The proposed method overcomes some of the aforementioned problems.

• The architecture is automatically evolved rather than manually crafted
• The solution offers high interpretability, as shown with the example above

Filter/kernel values are learnt through a combination of gradient descent and evolution, as gradient descent is run periodically throughout the process to optimise the values.

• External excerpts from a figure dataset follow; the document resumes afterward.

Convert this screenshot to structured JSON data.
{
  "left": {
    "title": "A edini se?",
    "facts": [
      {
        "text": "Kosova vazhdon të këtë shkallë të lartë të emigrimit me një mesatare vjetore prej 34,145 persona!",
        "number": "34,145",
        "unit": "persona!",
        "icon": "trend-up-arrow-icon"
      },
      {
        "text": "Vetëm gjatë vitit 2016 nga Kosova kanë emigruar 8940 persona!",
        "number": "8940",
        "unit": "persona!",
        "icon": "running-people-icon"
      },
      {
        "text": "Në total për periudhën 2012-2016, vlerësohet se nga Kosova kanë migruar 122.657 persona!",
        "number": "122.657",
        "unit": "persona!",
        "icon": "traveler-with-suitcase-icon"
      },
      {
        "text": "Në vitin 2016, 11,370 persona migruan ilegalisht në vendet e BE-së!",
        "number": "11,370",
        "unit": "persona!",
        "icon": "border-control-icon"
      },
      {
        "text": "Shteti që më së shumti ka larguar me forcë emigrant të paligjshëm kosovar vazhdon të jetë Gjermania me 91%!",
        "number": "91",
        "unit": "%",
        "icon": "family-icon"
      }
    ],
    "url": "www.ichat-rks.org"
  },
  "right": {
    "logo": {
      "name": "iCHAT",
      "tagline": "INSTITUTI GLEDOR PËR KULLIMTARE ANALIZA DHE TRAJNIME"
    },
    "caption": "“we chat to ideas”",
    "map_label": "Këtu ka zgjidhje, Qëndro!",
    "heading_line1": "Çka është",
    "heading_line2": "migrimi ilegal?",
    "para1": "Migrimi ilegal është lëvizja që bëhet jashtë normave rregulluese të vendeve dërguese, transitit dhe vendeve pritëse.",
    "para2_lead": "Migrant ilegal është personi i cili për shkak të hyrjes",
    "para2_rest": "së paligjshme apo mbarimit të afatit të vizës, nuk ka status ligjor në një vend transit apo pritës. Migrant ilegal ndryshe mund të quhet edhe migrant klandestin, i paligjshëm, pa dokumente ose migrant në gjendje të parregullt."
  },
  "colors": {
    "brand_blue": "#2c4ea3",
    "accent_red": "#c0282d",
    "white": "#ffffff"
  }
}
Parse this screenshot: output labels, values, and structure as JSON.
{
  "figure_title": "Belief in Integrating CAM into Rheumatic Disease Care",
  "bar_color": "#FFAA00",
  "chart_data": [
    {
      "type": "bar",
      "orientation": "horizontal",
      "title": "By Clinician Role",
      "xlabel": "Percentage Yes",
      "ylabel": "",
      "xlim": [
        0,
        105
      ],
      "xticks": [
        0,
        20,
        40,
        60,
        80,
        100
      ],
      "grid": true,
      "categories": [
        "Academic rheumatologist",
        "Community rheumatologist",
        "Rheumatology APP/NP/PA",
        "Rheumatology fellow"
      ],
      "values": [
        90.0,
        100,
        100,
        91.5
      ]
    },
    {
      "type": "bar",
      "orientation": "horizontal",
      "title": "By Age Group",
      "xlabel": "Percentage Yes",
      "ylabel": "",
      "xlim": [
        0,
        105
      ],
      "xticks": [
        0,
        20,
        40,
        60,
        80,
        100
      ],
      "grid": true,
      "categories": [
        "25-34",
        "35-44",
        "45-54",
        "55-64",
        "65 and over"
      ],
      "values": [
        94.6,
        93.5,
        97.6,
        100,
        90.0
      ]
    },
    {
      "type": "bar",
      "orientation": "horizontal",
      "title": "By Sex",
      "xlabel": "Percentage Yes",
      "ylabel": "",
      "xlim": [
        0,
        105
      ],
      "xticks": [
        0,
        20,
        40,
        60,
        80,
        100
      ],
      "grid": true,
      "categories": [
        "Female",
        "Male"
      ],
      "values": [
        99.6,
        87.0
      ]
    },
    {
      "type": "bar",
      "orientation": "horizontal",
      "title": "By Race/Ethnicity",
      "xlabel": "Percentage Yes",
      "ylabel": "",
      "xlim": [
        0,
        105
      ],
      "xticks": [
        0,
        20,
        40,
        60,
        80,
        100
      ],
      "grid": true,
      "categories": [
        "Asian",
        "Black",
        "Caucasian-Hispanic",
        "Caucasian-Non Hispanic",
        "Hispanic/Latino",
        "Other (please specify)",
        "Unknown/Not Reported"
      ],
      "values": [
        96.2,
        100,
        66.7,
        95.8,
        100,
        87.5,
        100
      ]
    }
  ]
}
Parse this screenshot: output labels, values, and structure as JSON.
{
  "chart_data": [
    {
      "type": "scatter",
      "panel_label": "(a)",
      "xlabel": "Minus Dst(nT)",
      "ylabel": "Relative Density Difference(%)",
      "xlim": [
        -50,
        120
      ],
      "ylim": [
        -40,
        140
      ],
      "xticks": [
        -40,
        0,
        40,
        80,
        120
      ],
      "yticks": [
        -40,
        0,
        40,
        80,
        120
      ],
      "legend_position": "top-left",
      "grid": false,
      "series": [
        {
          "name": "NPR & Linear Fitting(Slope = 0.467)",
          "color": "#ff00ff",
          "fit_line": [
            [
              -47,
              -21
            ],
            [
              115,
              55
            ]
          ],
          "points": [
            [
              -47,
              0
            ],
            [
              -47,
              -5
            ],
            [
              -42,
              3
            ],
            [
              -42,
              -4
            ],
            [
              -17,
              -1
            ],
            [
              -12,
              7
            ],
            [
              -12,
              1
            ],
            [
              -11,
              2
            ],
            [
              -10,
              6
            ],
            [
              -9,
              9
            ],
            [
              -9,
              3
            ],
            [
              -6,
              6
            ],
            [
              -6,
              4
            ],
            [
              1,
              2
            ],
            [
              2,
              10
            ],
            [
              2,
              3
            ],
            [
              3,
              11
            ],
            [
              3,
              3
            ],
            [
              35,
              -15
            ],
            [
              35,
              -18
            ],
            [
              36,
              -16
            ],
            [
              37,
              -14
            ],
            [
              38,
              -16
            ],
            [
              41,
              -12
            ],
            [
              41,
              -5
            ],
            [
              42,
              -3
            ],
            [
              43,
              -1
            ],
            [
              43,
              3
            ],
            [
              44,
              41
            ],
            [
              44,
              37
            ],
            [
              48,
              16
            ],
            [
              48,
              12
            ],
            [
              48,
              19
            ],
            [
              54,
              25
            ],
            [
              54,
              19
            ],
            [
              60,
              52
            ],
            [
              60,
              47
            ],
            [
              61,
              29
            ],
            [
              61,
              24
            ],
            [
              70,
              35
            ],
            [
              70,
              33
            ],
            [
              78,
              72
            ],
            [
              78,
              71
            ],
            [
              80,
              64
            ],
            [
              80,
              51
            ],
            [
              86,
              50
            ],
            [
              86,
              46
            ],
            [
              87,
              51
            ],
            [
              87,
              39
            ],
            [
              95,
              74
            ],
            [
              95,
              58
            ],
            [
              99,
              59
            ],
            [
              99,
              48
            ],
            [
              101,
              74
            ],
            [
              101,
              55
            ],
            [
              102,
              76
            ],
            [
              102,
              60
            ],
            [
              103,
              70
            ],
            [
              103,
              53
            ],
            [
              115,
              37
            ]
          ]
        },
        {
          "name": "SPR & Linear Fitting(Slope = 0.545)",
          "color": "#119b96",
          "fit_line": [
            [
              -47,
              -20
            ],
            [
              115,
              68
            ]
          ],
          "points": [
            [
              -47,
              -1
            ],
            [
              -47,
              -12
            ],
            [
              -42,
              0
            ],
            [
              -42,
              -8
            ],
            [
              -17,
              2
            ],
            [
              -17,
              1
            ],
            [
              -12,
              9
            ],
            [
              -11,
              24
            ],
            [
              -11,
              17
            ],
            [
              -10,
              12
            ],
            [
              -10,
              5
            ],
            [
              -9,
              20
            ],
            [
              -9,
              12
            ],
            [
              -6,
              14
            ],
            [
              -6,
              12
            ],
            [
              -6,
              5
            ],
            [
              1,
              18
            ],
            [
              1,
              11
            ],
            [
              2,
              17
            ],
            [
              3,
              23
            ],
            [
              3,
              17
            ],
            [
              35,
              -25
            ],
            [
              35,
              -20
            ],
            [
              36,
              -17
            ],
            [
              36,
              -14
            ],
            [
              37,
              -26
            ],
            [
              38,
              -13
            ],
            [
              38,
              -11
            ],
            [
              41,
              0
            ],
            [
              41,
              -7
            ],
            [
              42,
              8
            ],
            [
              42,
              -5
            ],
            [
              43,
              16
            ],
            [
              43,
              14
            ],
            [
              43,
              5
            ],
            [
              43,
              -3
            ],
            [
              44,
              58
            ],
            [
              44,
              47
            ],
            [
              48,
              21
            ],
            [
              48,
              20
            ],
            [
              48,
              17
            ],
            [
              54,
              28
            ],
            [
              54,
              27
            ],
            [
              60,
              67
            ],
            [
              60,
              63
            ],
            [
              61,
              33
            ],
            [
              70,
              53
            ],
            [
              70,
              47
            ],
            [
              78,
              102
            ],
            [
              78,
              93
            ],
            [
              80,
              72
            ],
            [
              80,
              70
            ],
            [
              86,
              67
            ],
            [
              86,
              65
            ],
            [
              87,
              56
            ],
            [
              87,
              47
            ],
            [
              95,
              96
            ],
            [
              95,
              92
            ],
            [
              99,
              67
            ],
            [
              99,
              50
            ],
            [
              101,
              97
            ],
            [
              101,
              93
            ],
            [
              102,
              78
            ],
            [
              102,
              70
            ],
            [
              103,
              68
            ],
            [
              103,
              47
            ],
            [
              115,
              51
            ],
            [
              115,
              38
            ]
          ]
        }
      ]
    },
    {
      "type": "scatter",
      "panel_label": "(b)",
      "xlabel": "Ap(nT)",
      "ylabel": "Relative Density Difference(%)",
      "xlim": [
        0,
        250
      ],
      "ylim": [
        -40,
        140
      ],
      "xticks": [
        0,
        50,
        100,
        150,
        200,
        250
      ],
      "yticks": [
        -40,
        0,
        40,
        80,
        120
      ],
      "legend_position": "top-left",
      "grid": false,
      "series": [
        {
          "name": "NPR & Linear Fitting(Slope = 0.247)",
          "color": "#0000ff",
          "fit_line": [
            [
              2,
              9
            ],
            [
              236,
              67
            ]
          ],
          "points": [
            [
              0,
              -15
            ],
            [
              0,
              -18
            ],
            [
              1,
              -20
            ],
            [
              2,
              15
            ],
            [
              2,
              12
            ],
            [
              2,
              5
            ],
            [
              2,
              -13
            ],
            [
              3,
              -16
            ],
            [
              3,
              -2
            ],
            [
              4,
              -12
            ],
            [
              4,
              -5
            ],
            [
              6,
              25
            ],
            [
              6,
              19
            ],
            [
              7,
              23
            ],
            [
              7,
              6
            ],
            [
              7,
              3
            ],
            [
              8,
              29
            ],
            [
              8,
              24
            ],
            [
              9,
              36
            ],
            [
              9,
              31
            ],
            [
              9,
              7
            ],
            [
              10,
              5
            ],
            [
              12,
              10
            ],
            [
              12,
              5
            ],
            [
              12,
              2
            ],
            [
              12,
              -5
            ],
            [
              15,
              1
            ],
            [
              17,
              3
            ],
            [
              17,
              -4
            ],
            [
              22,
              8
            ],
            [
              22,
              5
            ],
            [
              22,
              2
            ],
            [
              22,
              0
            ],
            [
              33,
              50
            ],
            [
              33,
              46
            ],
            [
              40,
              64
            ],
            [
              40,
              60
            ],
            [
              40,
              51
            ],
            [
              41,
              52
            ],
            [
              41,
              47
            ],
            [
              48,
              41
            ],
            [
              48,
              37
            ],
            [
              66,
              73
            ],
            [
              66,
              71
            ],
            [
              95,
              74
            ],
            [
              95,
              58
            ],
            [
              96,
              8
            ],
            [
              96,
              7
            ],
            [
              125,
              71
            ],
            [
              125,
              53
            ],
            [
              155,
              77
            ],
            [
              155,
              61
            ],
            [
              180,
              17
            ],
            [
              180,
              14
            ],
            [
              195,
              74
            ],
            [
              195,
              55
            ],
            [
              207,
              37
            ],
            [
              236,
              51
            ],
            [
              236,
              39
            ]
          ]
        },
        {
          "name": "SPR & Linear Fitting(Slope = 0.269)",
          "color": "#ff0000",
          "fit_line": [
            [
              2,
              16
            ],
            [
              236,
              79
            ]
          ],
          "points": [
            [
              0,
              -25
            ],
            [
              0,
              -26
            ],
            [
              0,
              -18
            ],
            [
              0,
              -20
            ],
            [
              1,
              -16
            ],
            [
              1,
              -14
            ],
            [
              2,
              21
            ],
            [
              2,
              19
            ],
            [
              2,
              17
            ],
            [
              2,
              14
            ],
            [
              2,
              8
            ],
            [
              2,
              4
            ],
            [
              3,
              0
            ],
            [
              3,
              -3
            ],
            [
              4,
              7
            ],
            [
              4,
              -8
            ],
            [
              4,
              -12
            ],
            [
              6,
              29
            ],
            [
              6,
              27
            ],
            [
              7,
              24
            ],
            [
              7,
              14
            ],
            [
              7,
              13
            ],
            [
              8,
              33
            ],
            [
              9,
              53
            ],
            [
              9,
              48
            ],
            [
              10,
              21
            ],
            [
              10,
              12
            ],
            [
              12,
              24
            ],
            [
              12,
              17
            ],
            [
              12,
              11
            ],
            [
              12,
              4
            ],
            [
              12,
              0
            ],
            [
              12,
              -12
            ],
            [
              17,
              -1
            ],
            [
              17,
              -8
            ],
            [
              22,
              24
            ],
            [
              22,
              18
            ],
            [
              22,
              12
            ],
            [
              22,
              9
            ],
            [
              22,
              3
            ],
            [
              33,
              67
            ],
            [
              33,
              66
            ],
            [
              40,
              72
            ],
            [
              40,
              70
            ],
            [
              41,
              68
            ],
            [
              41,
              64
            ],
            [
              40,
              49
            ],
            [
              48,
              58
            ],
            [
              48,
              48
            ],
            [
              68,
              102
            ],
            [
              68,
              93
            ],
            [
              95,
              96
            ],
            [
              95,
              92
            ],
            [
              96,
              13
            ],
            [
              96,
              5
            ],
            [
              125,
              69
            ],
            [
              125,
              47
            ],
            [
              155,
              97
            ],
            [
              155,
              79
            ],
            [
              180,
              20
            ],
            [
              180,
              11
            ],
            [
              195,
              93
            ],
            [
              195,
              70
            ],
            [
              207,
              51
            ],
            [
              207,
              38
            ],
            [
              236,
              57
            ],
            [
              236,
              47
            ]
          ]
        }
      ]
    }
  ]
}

Papers to come, pending publishing.

Citing

Part of this work was published in the 2018 IEEE Congress on Evolutionary Computation (CEC) at: https://ieeexplore.ieee.org/abstract/document/8477933. Which can be cited as

@INPROCEEDINGS{8477933, 
author={B. {Evans} and H. {Al-Sahaf} and B. {Xue} and M. {Zhang}}, 
booktitle={2018 IEEE Congress on Evolutionary Computation (CEC)}, 
title={Evolutionary Deep Learning: A Genetic Programming Approach to Image Classification}, 
year={2018}, 
volume={}, 
number={}, 
pages={1-6}, 
keywords={convolution;feedforward neural nets;genetic algorithms;handwritten character recognition;image classification;learning (artificial intelligence);medical image processing;deep learning;genetic programming approach;image classification;cell images;convolutional neural networks;CNNs;genetic programming solution;image datasets;recognising handwritten digits;medical diagnosis;Computer architecture;Feature extraction;Machine learning;Visualization;Genetic programming;Task analysis;Image recognition;Genetic programming;Image classification;Deep learning;Feature extraction}, 
doi={10.1109/CEC.2018.8477933}, 
ISSN={}, 
month={July},}

The portion which incorporates gradient descent was made available online at: https://arxiv.org/abs/1909.13030 and can be cited as follows, but please cite the paper above unless it is about the gradient descent specifically

@misc{evans2019genetic,
    title={Genetic Programming and Gradient Descent: A Memetic Approach to Binary Image Classification},
    author={Benjamin Patrick Evans and Harith Al-Sahaf and Bing Xue and Mengjie Zhang},
    year={2019},
    eprint={1909.13030},
    archivePrefix={arXiv},
    primaryClass={cs.NE}
}

Foot note

This work was originally written in ECJ, and was based on some existing code from my supervisors work on 2TGP. The code base has since been ported to Python3, which is what you see attached here. This was done for a number of reasons, mainly the large number of available libraries which can reduce the overall code size (as originally code was written all from scratch) and the improved readability.